The team he picked has an edge to it in the sense of all of those players would not tolerate errors and people not doing their fair share of work on the pitch. The collective, aggression and the shared responsibility the ever present factors in this Rodgers side. There’s also a fair amount of football intelligence in this side; Neville, Scholes and Zola all known for their insight and vision to manage games.
Whilst it’s interesting looking at the players here and debating for hours as to what your all time XI is, this is not the point of the article. I’d rather point out something which comes across clearly. All of these players are aggressive, not all of them are leaders, yet there’s no lack of leadership here.

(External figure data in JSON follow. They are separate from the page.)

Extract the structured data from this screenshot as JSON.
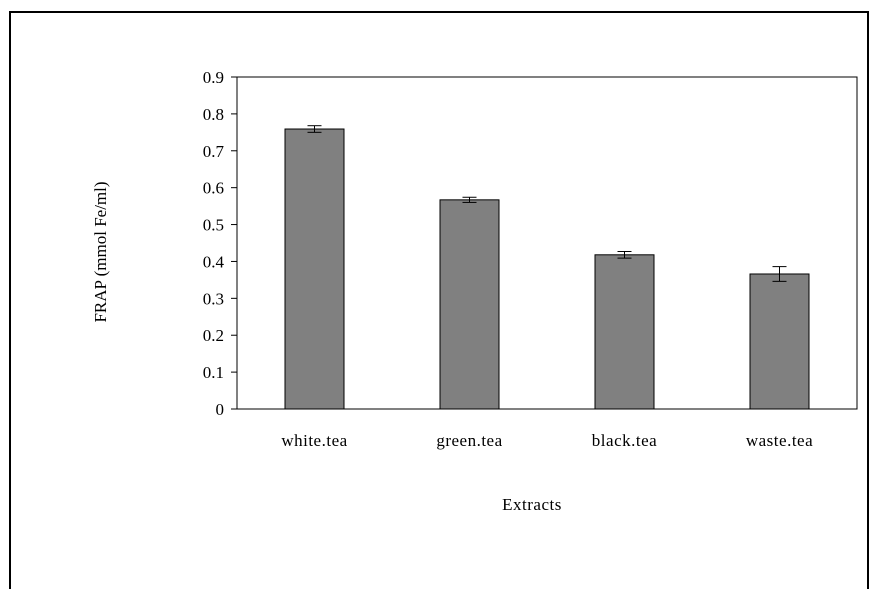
{
  "chart_data": {
    "type": "bar",
    "xlabel": "Extracts",
    "ylabel": "FRAP (mmol Fe/ml)",
    "categories": [
      "white.tea",
      "green.tea",
      "black.tea",
      "waste.tea"
    ],
    "values": [
      0.759,
      0.567,
      0.418,
      0.366
    ],
    "errors": [
      0.009,
      0.007,
      0.009,
      0.02
    ],
    "ylim": [
      0,
      0.9
    ],
    "yticks": [
      "0",
      "0.1",
      "0.2",
      "0.3",
      "0.4",
      "0.5",
      "0.6",
      "0.7",
      "0.8",
      "0.9"
    ],
    "grid": false,
    "legend": "none",
    "bar_color": "#808080"
  }
}
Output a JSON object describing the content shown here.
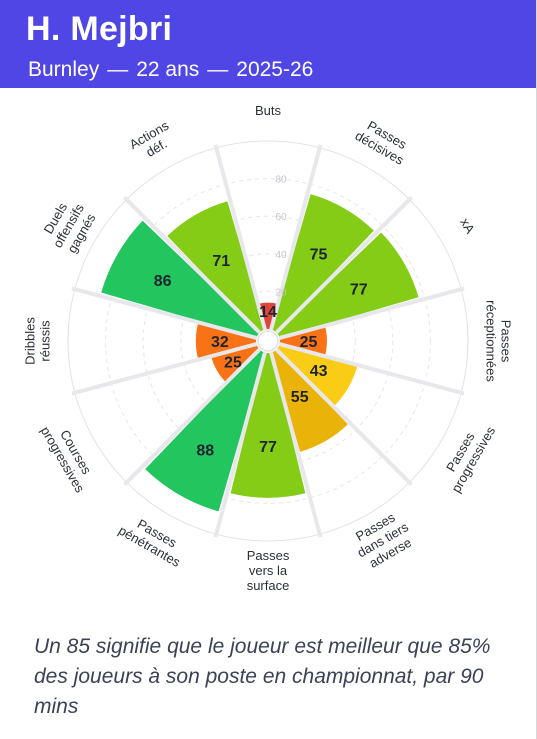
{
  "header": {
    "player_name": "H. Mejbri",
    "club": "Burnley",
    "age": "22 ans",
    "season": "2025-26",
    "separator": "—",
    "background_color": "#4f46e5"
  },
  "chart_data": {
    "type": "polar-bar",
    "scale_ticks": [
      "20",
      "40",
      "60",
      "80"
    ],
    "rlim": [
      0,
      100
    ],
    "categories": [
      {
        "label": "Buts",
        "value": 14,
        "color": "#e0453a"
      },
      {
        "label": "Passes décisives",
        "value": 75,
        "color": "#84cc16"
      },
      {
        "label": "xA",
        "value": 77,
        "color": "#84cc16"
      },
      {
        "label": "Passes réceptionnées",
        "value": 25,
        "color": "#f97316"
      },
      {
        "label": "Passes progressives",
        "value": 43,
        "color": "#facc15"
      },
      {
        "label": "Passes dans tiers adverse",
        "value": 55,
        "color": "#eab308"
      },
      {
        "label": "Passes vers la surface",
        "value": 77,
        "color": "#84cc16"
      },
      {
        "label": "Passes pénétrantes",
        "value": 88,
        "color": "#22c55e"
      },
      {
        "label": "Courses progressives",
        "value": 25,
        "color": "#f97316"
      },
      {
        "label": "Dribbles réussis",
        "value": 32,
        "color": "#f97316"
      },
      {
        "label": "Duels offensifs gagnés",
        "value": 86,
        "color": "#22c55e"
      },
      {
        "label": "Actions déf.",
        "value": 71,
        "color": "#84cc16"
      }
    ]
  },
  "footnote": "Un 85 signifie que le joueur est meilleur que 85% des joueurs à son poste en championnat, par 90 mins"
}
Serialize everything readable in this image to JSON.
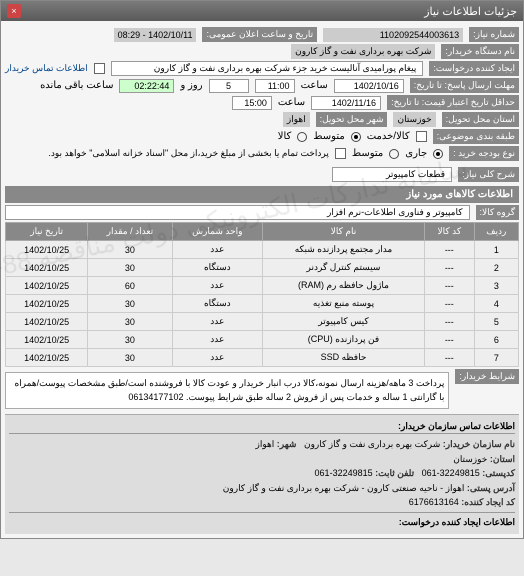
{
  "window": {
    "title": "جزئیات اطلاعات نیاز"
  },
  "header": {
    "number_label": "شماره نیاز:",
    "number": "1102092544003613",
    "datetime_label": "تاریخ و ساعت اعلان عمومی:",
    "datetime": "1402/10/11 - 08:29",
    "org_label": "نام دستگاه خریدار:",
    "org": "شرکت بهره برداری نفت و گاز کارون",
    "creator_label": "ایجاد کننده درخواست:",
    "creator": "پیغام پورامیدی آنالیست خرید جزء شرکت بهره برداری نفت و گاز کارون",
    "contact_link": "اطلاعات تماس خریدار",
    "deadline_label": "مهلت ارسال پاسخ: تا تاریخ:",
    "deadline_date": "1402/10/16",
    "deadline_time_label": "ساعت",
    "deadline_time": "11:00",
    "remaining_days": "5",
    "remaining_days_label": "روز و",
    "remaining_time": "02:22:44",
    "remaining_label": "ساعت باقی مانده",
    "validity_label": "حداقل تاریخ اعتبار قیمت: تا تاریخ:",
    "validity_date": "1402/11/16",
    "validity_time_label": "ساعت",
    "validity_time": "15:00",
    "state_label": "استان محل تحویل:",
    "state": "خوزستان",
    "city_label": "شهر محل تحویل:",
    "city": "اهواز",
    "budget_label": "طبقه بندی موضوعی:",
    "goods_label": "کالا/خدمت",
    "budget_radio": {
      "a": "کالا",
      "b": "خدمت",
      "c": "متوسط"
    },
    "buy_type_label": "نوع بودجه خرید :",
    "buy_radio": {
      "a": "جاری",
      "b": "متوسط"
    },
    "note": "پرداخت تمام یا بخشی از مبلغ خرید،از محل \"اسناد خزانه اسلامی\" خواهد بود.",
    "desc_label": "شرح کلی نیاز:",
    "desc": "قطعات کامپیوتر"
  },
  "goods": {
    "section": "اطلاعات کالاهای مورد نیاز",
    "group_label": "گروه کالا:",
    "group": "کامپیوتر و فناوری اطلاعات-نرم افزار",
    "columns": [
      "ردیف",
      "کد کالا",
      "نام کالا",
      "واحد شمارش",
      "تعداد / مقدار",
      "تاریخ نیاز"
    ],
    "rows": [
      [
        "1",
        "---",
        "مدار مجتمع پردازنده شبکه",
        "عدد",
        "30",
        "1402/10/25"
      ],
      [
        "2",
        "---",
        "سیستم کنترل گردنر",
        "دستگاه",
        "30",
        "1402/10/25"
      ],
      [
        "3",
        "---",
        "ماژول حافظه رم (RAM)",
        "عدد",
        "60",
        "1402/10/25"
      ],
      [
        "4",
        "---",
        "پوسته منبع تغذیه",
        "دستگاه",
        "30",
        "1402/10/25"
      ],
      [
        "5",
        "---",
        "کیس کامپیوتر",
        "عدد",
        "30",
        "1402/10/25"
      ],
      [
        "6",
        "---",
        "فن پردازنده (CPU)",
        "عدد",
        "30",
        "1402/10/25"
      ],
      [
        "7",
        "---",
        "حافظه SSD",
        "عدد",
        "30",
        "1402/10/25"
      ]
    ]
  },
  "buyer_note": {
    "label": "شرایط خریدار:",
    "text": "پرداخت 3 ماهه/هزینه ارسال نمونه،کالا درب انبار خریدار و عودت کالا با فروشنده است/طبق مشخصات پیوست/همراه با گارانتی 1 ساله و خدمات پس از فروش 2 ساله طبق شرایط پیوست. 06134177102"
  },
  "footer": {
    "section": "اطلاعات تماس سازمان خریدار:",
    "org_label": "نام سازمان خریدار:",
    "org": "شرکت بهره برداری نفت و گاز کارون",
    "state_label": "استان:",
    "state": "خوزستان",
    "city_label": "شهر:",
    "city": "اهواز",
    "postcode_label": "کدپستی:",
    "postcode": "32249815-061",
    "phone_label": "تلفن ثابت:",
    "phone": "32249815-061",
    "addr_label": "آدرس پستی:",
    "addr": "اهواز - ناحیه صنعتی کارون - شرکت بهره برداری نفت و گاز کارون",
    "id_label": "کد ایجاد کننده:",
    "id": "6176613164",
    "creator_footer_label": "اطلاعات ایجاد کننده درخواست:"
  },
  "watermark": "سامانه تدارکات الکترونیکی دولت\nمناقصه 88-234967"
}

There’s an abundance of skill here too with the front four amassing over 580 goals for their Premier League clubs, with other scoring options in the name of Scholes, Adams and Terry. It’s fair to say both Cole and Neville were never that prolific – instead solid full backs who added pace as well as skill.
Rodgers recently told the press that his current Liverpool squad is a quiet team. Then all of a sudden the shock of including Carragher on Saturday’s match over Skrtel explained later due to Carragher’s leadership on the pitch. Skrtel isn’t having the best of seasons, found often out of position, conceding 23 fouls just outside the box (which is worrying considering Liverpool’s inability to defend these set pieces just now).
He’s had a few key errors too, the noticeable one’s costing the team a win over City at the start of the start of the season, and then not being in his position by the post allowing Evra of all people to head towards goal deflecting off of Vidic which gave United the advantage in a game where Skrtel should have been sent-off.
Since losing Mascherano and Hyypia we’ve lost that bite and intelligence we used to have in the defensive areas. Whilst both Agger and Skrtel look strong and indeed scary, Skrtel is no leader and Agger doesn’t have that bite or those eyes that Mascherano had. Most of you will point out that Mascherano wasn’t a centre-back which is true, but he was solid sitting above the back four, providing that aggression which I’m not sure Lucas possesses.
In my view we’re far too nice a team at times and we lack leaders outside of Gerrard, Carragher and arguably Agger. Pepe Reina has in the past been seen as a leader, however he’s looked erratic of late; his usually sound communication struggling too often to organize a wall.
Rodgers always bemoans the lack of ‘power, character and aggression’ – something which can’t be taught on a football field. Maybe this would explain his desire to give Shelvey a run of games; someone with all the raw tools, yet lacks consistency. Most fans taking him to their hearts when he blasted Fergie for conspiring to get him sent-off.
If there’s an insight in Rodgers’ all time Premier League XI it’s that as well as those who have good technical ability on the ball and movement, Rodgers will look to sign players who have something about them. Strong, talented, and agile people who will fight for a win and who have true desire to win matches and championships.
There’s no coincidence with teams who win titles, often do so by getting results in the dying seconds of a game. Hunger in a player is a key element in the mind of Rodgers, he’s said before: if you don’t want to be a Liverpool player then you know where the door is.
Time will tell whether our youth have such characteristics, or indeed whether FSG agree with his approach.